A Chicago ophthalmologist who was the focus of a 2009 Tribune watchdog story was indicted by a federal grand jury this month on charges he defrauded his employees' pension benefit plan of more than $180,000.
In a five-count indictment, Dr. Nicholas Caro was charged with obtaining money from the pension plan "by means of materially false and fraudulent pretenses and representations, and promises, and concealment of material facts." The counts include one for embezzlement and four for mail fraud.
Caro allegedly withdrew pension funds transferred from investment firms as checks and deposited them into bank accounts controlled by him or his wife. He used the money for personal expenses and for other improper purposes, the indictment charges.
Caro also allegedly made false reports to the U.S. Department of Labor and to his employees about the plan's assets, according to the indictment filed Nov. 15.
At his arraignment last week, Caro entered a plea of not guilty and was released on his own recognizance, according to a spokesman for the U.S. attorney's office.
Attempts to reach Caro for comment were unsuccessful.
Caro was barred in 2010 from performing Lasik eye surgeries in Illinois after the Illinois Department of Financial and Professional Regulation determined he had engaged in unprofessional conduct and gross negligence.
The agency suspended his medical license for 30 days, placed him on probation for a minimum of three years and permanently banned him from performing procedures aimed at changing the curvature of the cornea, which includes Lasik surgeries. The agency also fined him $10,000, the maximum allowed per violation.
A Tribune story in 2009 reported that Caro had been sued nearly 50 times for medical malpractice in Cook County since the late 1990s.
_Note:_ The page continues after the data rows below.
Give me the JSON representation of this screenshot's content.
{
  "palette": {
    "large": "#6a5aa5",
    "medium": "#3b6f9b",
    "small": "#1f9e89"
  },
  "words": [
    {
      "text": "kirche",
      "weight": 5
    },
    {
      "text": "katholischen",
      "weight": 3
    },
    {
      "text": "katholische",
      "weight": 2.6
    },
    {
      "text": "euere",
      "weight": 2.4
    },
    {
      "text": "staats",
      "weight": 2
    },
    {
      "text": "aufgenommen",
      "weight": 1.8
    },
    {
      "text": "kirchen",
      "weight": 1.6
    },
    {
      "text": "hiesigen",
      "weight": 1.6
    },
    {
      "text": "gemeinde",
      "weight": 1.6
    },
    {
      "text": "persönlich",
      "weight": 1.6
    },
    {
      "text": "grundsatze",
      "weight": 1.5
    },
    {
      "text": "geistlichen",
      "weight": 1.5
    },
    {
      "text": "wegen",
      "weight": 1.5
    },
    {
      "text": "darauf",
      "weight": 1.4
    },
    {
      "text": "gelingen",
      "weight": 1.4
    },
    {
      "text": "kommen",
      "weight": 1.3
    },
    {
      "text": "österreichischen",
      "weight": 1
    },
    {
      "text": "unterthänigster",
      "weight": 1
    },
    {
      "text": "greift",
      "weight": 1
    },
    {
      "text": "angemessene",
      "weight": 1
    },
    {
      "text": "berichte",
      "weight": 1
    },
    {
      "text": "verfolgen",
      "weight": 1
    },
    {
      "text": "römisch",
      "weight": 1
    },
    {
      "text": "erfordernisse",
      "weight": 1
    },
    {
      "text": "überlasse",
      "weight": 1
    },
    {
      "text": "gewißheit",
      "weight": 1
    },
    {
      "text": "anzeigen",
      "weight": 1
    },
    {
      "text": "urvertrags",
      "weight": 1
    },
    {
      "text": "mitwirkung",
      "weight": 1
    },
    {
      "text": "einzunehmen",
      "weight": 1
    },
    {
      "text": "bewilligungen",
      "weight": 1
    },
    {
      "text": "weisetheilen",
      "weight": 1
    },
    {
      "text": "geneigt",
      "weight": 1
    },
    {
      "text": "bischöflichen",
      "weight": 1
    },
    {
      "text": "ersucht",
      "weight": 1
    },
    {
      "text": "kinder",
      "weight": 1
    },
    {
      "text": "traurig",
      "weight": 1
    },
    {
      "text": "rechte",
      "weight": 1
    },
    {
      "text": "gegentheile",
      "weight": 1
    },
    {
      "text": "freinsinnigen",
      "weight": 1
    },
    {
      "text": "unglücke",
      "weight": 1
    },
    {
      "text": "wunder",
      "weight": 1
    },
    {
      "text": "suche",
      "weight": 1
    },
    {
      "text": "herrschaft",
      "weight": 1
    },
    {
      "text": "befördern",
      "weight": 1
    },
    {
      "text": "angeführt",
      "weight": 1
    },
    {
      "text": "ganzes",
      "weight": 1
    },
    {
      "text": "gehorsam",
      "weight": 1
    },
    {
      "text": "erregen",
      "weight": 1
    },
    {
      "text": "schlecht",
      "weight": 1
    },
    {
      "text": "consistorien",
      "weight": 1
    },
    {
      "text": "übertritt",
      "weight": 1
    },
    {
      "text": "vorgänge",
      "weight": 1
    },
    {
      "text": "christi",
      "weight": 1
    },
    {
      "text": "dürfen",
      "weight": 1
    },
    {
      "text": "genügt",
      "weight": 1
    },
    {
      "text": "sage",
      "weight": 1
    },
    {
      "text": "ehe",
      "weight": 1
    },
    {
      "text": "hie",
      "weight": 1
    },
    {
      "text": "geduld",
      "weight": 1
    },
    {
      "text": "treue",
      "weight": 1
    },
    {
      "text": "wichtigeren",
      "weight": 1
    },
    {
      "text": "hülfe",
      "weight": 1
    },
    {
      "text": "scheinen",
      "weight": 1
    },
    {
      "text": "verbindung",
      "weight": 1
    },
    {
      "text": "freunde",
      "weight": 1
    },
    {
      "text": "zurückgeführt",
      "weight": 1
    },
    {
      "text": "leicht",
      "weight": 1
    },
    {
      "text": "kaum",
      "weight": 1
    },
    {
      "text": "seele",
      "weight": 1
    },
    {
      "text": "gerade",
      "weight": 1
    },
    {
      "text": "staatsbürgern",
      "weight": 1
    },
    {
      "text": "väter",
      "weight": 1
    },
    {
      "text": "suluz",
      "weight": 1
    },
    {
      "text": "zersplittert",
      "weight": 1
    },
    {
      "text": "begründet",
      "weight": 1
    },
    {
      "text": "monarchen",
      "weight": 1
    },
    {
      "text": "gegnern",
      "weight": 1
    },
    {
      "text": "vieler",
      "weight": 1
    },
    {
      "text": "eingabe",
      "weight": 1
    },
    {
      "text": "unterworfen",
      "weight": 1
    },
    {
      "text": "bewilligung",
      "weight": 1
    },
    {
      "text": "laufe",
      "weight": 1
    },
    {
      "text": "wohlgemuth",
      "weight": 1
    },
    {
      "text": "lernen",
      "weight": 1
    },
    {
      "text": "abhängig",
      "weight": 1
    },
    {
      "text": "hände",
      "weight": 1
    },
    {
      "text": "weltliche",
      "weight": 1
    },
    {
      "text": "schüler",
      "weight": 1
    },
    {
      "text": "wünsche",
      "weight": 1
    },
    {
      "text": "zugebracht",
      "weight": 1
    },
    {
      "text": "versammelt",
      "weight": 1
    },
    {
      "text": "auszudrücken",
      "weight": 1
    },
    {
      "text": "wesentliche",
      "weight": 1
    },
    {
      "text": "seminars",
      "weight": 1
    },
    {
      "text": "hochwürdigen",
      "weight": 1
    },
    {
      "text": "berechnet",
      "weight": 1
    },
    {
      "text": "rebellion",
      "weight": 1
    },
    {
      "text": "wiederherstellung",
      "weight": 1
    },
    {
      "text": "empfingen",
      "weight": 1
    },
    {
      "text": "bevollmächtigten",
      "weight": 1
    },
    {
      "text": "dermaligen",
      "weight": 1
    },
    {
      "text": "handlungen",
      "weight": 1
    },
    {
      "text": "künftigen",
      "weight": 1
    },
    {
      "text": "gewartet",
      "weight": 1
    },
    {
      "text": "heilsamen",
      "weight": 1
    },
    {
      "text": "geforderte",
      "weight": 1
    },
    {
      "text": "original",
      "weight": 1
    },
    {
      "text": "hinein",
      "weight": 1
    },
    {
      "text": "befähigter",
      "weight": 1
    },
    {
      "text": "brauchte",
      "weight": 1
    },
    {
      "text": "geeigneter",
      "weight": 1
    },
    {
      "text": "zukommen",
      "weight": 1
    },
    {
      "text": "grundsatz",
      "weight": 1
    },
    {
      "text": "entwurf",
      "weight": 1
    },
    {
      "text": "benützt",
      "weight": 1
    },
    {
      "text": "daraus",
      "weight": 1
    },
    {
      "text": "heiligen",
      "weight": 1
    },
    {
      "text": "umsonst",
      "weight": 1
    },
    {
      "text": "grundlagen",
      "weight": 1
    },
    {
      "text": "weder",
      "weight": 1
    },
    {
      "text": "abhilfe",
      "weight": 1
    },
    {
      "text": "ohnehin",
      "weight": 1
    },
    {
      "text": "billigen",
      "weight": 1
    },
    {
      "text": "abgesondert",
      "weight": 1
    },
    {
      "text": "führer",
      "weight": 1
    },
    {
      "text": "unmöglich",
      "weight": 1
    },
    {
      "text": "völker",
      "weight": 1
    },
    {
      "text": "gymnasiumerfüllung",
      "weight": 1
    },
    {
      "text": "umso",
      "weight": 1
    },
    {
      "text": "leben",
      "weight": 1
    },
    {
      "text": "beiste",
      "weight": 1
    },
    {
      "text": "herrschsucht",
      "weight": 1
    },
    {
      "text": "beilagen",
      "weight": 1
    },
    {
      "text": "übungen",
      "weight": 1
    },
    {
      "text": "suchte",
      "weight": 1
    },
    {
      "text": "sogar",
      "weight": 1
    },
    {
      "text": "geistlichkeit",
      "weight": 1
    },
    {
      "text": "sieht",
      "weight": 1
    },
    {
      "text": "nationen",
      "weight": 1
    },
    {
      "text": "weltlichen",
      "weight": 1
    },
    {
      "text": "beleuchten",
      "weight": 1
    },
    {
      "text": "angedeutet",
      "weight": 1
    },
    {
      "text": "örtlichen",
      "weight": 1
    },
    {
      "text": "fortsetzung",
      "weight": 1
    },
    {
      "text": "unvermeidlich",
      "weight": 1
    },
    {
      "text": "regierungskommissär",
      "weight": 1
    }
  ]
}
It also noted that Caro had continued to perform eye surgeries even though the state's chief medical prosecutor at the time, Lisa Stephens, had recommended in 2008 that his medical license be "suspended, revoked or otherwise disciplined" because the ophthalmologist allegedly had mishandled Lasik surgeries and failed to properly manage treatment of postoperative complications.
Lasik, short for laser-assisted in situ keratomileusis, is an elective surgical procedure in which a laser is used to change the shape of the cornea, the clear covering of the front of the eye. Lasik is intended to reduce a person's dependence on glasses or contact lenses and is one of the most common cosmetic surgeries performed in the U.S.
Caro has said he performed about 25,000 eye procedures over 25 years.
Some former patients have complained that their eyes were permanently damaged after undergoing Lasik surgery at his hands.
Karen Thiel told the Tribune in 2009 that a botched procedure seriously injured her cornea and resulted in persistent pain, a series of eye infections and permanent vision loss. More than a decade after her surgery, the now-retired clerical worker said she still had trouble seeing, even when wearing glasses. A jury awarded her hundreds of thousands of dollars.
In a 2009 interview, Caro blamed the allegations of malpractice on a litigious society.
"A lot of doctors get sued," he said from his office at St. George Corrective Vision Center on West Peterson Avenue. "I'm a high-volume surgeon and do a lot of surgeries, and they're cosmetic. You're going to get sued. Other doctors who do Lasik have the same problem."
Ophthalmic Mutual Insurance Co., which insures about 30 percent of U.S. ophthalmologists, said about 75 percent of the specialists who practice at least 25 years have three or fewer malpractice lawsuits or claims in their career.